Inferno has a story.  It just doesn’t make a lot of sense, but it does exist…somewhere in the esoteric region of Argento’s imagination, mind you.  Essentially, it involves the discovery of a book which speaks of a longstanding myth regarding the houses built for three evil sisters - one in Germany, one in New York, and one in Rome - with whom you do not mess with or hope to ever encounter in your life.  Ever.  The cast of Inferno - Irene Miracle, Leigh McCloskey, Eleonora Giorgi, Daria Nicolodi, and Alida Valli – all tangle with these three sisters and pay the ultimate price in buckets of baroque-themed blood inside what can only be described as a dream-like quest that would leave even Freddy Krueger at a loss of words.

There really are no answers to the multiple mysteries that haunt this movie and that’s too much of a kick to the crotch for most audiences to walk away from.  It’s Italian.  It’s creepy and that’s about it.  You want to believe that the rich visuals and super-soaked atmosphere will eventually pay off in a satisfying conclusion.  They don’t.  Moments work of pure terror and then that pesky storyline fails to make sense of what you are watching.

Argento’s visual extravagance – established in Deep Red and carried over into Susperia – is there and makes the insane happenings easier to digest.  The shock factor goes over the top in some scenes – the most effective being the scene in which Miracle gradually loses her head – and goes off the rails at other moments.  Flesh feeding rats anyone?  I mean, really…

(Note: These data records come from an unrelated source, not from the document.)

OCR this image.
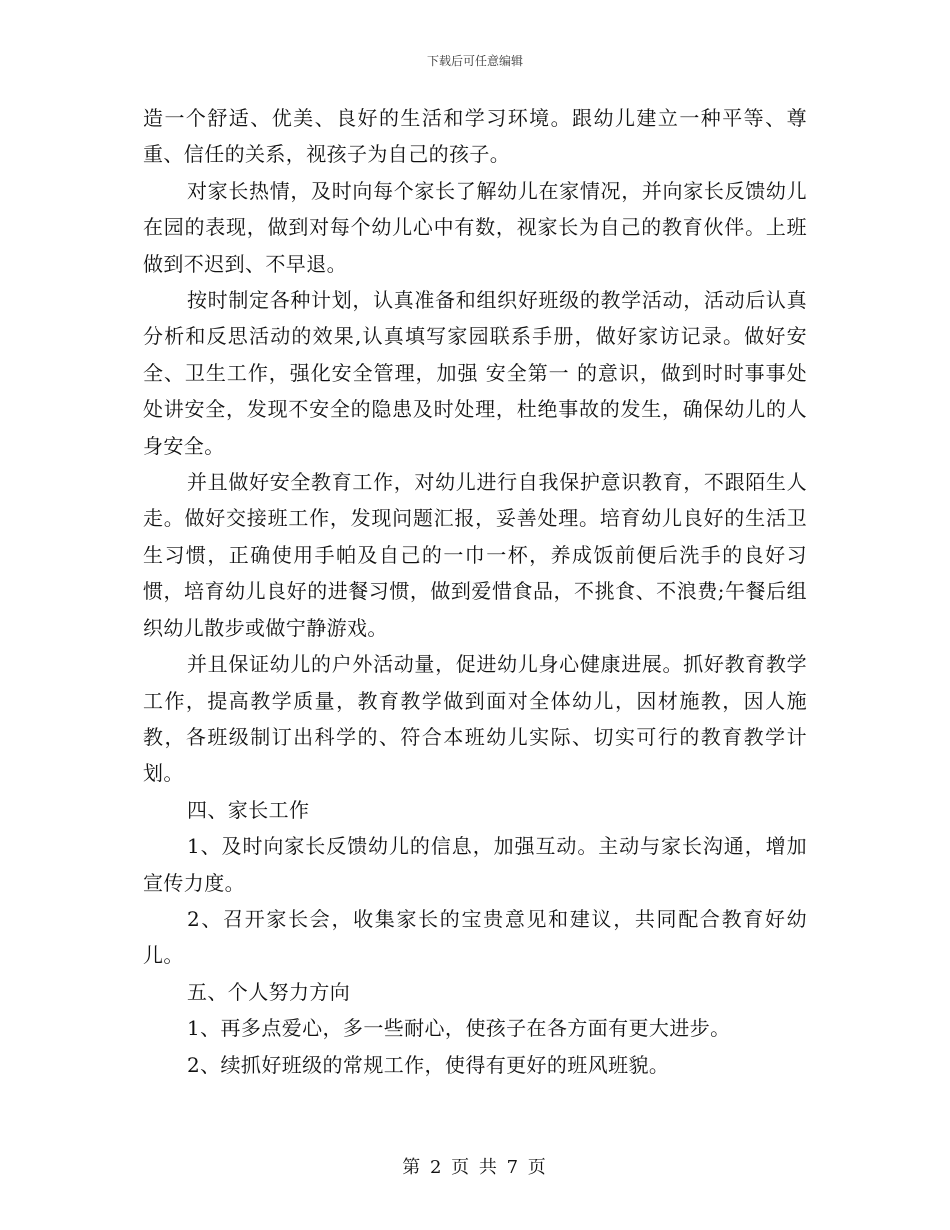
下载后可任意编辑

造一个舒适、优美、良好的生活和学习环境。跟幼儿建立一种平等、尊重、信任的关系，视孩子为自己的孩子。

对家长热情，及时向每个家长了解幼儿在家情况，并向家长反馈幼儿在园的表现，做到对每个幼儿心中有数，视家长为自己的教育伙伴。上班做到不迟到、不早退。

按时制定各种计划，认真准备和组织好班级的教学活动，活动后认真分析和反思活动的效果,认真填写家园联系手册，做好家访记录。做好安全、卫生工作，强化安全管理，加强 安全第一 的意识，做到时时事事处处讲安全，发现不安全的隐患及时处理，杜绝事故的发生，确保幼儿的人身安全。

并且做好安全教育工作，对幼儿进行自我保护意识教育，不跟陌生人走。做好交接班工作，发现问题汇报，妥善处理。培育幼儿良好的生活卫生习惯，正确使用手帕及自己的一巾一杯，养成饭前便后洗手的良好习惯，培育幼儿良好的进餐习惯，做到爱惜食品，不挑食、不浪费;午餐后组织幼儿散步或做宁静游戏。

并且保证幼儿的户外活动量，促进幼儿身心健康进展。抓好教育教学工作，提高教学质量，教育教学做到面对全体幼儿，因材施教，因人施教，各班级制订出科学的、符合本班幼儿实际、切实可行的教育教学计划。

四、家长工作

1、及时向家长反馈幼儿的信息，加强互动。主动与家长沟通，增加宣传力度。

2、召开家长会，收集家长的宝贵意见和建议，共同配合教育好幼儿。

五、个人努力方向

1、再多点爱心，多一些耐心，使孩子在各方面有更大进步。

2、续抓好班级的常规工作，使得有更好的班风班貌。

第 2 页 共 7 页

Yet, in spite of those moments, Inferno, a film that never had an American opening, is considered a more subdued Argento.  The lighting is less garish and just a bit more exaggerated in blues and reds and even the horror has less of a gore factor about it; everything about Inferno suggests that Argento is dialing back his horror-tuned knob toward a more muted approach.

I guess this muted idea includes the story, too.  Cryptic and haunted, not even the benefit of having the Rosetta stone will help you decipher the horrific happenings of Argento’s Inferno.